“也是因為我太生氣了,所以上床睡覺的時候特別熱,把你衣服解開了。”姓皮的老妖怪甩起鍋來毫不猶豫:“所以都怪那個女鬼,不怪我。”
文熙:……
他笑著說怎麽會怪您呢,心裡卻在罵老妖怪睜眼說瞎話,敢脫不敢承認,等老子有本事了一刀剁了你。
哪隻手亂摸剁哪裡,so easy。
“待會我再去看看那女鬼,等我問明白我再叫你下去,聽聽她鬼哭狼嚎究竟是要求你做什麽事。”
文熙點頭,靠在皮修懷裡沒一會又睡了過去。
皮老板跟著躺了一會就起了床,小心將懷裡的鬼放在床上,察看了眼他的魂體,過了快一月的修補已經比剛來時候的破爛漁網不知道好了多少倍,總不怕他被陽光一曬就化了。
莫名的,皮修突然想起連在他們之間的紅線來,臉上的笑頓時垮下去。當個小東西聽話冰枕養養還行,但是要一輩子過日子還是算了吧。
特別是這早起一巴掌,誰來都頂不住。
皮修一個人幾千年習慣了,實在是沒興趣和人或者鬼發展一段忘年戀轟動世界。

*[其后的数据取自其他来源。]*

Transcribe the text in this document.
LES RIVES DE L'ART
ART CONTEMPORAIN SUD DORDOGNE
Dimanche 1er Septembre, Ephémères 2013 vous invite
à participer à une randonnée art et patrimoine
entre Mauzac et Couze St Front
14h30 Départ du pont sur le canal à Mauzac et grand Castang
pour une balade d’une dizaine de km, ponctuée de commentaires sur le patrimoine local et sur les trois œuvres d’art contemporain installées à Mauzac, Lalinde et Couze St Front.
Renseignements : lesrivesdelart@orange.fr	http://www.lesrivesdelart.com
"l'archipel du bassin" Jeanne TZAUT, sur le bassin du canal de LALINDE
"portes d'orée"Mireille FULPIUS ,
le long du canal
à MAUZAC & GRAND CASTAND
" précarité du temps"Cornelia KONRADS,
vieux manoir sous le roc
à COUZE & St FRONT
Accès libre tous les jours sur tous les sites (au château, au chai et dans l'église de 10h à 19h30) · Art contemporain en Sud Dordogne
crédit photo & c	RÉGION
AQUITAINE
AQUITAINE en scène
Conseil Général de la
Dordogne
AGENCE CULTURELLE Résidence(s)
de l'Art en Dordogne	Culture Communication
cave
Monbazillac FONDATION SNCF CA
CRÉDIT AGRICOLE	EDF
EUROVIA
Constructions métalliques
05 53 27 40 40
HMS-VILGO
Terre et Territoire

他臉皮薄,實在是不想再上那個狗屁論壇的頭條了。
臉皮薄的皮老板洗漱下樓,正好遇見任驕又在抽煙。
“牆上那麽大禁止抽煙的標志你看不見啊?”皮修走過去伸手:“搞快點,給我來一根。”
任驕給他點煙,兩個人站在一起吞雲吐霧,全然無視牆邊親手貼的禁止抽煙的標志,放肆至極。
“我說你一條魚怎麽這麽喜歡抽煙?”皮修問。
任驕眼也不抬:“你不廢話嗎?我在海裡點不著煙,現在在陸地上可不得使勁抽。”
“那也是。”皮修叼著煙摸出手機看了眼,發現妖怪論壇上那條帖子已經被刪,心情又好了一個度,吐出個煙圈說:“怎麽今天仇伏不在?”
任驕:“早進廚房準備菜去了。”
“這麽早?”皮修驚訝。
任驕瞥他:“不早了,是你今天下來晚。”
他按熄了煙,抬手在皮修肩膀上拍了拍:“房裡有人了就是不一樣,我們同你比不了,冷床冷被窩,想賴也沒心情賴。”

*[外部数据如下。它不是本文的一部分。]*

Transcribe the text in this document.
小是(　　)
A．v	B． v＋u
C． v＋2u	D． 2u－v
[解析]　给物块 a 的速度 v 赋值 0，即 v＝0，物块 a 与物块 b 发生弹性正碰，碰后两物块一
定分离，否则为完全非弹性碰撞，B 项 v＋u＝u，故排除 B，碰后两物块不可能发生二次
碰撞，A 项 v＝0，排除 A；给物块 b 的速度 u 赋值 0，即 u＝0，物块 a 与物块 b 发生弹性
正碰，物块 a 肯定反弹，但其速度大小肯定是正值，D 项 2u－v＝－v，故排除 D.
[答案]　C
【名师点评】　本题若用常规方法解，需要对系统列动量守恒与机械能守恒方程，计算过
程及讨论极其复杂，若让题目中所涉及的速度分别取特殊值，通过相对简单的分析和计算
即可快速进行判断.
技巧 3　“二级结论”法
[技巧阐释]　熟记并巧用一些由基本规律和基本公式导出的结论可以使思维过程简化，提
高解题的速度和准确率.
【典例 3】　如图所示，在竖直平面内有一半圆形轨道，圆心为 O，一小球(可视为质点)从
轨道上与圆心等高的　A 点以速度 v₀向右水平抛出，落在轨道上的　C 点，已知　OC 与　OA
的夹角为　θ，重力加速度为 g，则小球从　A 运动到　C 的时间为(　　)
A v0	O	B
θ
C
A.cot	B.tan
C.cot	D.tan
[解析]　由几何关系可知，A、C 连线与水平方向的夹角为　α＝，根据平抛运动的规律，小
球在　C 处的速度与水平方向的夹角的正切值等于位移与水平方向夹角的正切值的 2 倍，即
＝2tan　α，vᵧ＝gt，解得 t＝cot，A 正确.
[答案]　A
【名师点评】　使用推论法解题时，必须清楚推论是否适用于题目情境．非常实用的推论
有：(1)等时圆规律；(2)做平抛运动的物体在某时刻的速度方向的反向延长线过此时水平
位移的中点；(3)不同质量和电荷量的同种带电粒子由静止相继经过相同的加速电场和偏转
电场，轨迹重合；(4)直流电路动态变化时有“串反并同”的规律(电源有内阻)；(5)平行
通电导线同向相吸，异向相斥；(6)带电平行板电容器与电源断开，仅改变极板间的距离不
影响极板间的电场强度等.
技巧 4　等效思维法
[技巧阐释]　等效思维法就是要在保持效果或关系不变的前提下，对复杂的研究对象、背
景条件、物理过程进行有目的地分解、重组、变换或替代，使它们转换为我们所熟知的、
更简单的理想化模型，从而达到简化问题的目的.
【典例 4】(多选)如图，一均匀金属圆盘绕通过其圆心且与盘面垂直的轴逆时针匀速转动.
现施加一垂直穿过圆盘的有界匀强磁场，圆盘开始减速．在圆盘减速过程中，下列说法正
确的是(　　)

“什麽就房裡有人了?”皮修正要反駁就看見任驕手朝著自己脖子伸了過來。
一根長頭髮被任驕捏著在皮修面前晃了晃。
任驕斜著嘴看著他的寸頭笑:“這總不是從你頭上掉下來的吧,嘖嘖嘖,晚上是貼多近才能掉你脖子上?”
“滾滾滾!”皮修一把搶過那根頭髮扔地上,冷著聲音解釋:“我真的只是把他當個冰枕!”
“就是冰枕有點掉頭髮,沒事我懂的。”任驕了然拍胸:“是兄弟,你喜歡誰我都支持,不就是比你小了幾千歲嗎,男大千,抱金磚,得勁兄弟!”
皮修累了,真的累了,他擺擺手說:“待會讓猴三抓隻公雞殺了煲湯,就讓他在廚房裡殺。”
廚房被簡單收拾了下,心累的皮老板讓任驕把女鬼拎過來問話。
皮修坐小木凳子上,猴一二三四五加個小掃把分列兩邊,兩個主廚左右護法,配上任驕那張疤臉,來勢洶洶,就差喊句日月神教,千秋萬載,一統江湖。
女鬼嘴巴裡的土豆摘了,皮修看著上面帶著血牙印子覺得浪費。
那鬼恢復了神志,眼睛裡卻還在往外流血淚。小掃把不想看到地毯弄髒,拿了個盆過來放在女鬼面前結巴說:“哭、哭在裡面,別滴到外、外面,不好收拾!”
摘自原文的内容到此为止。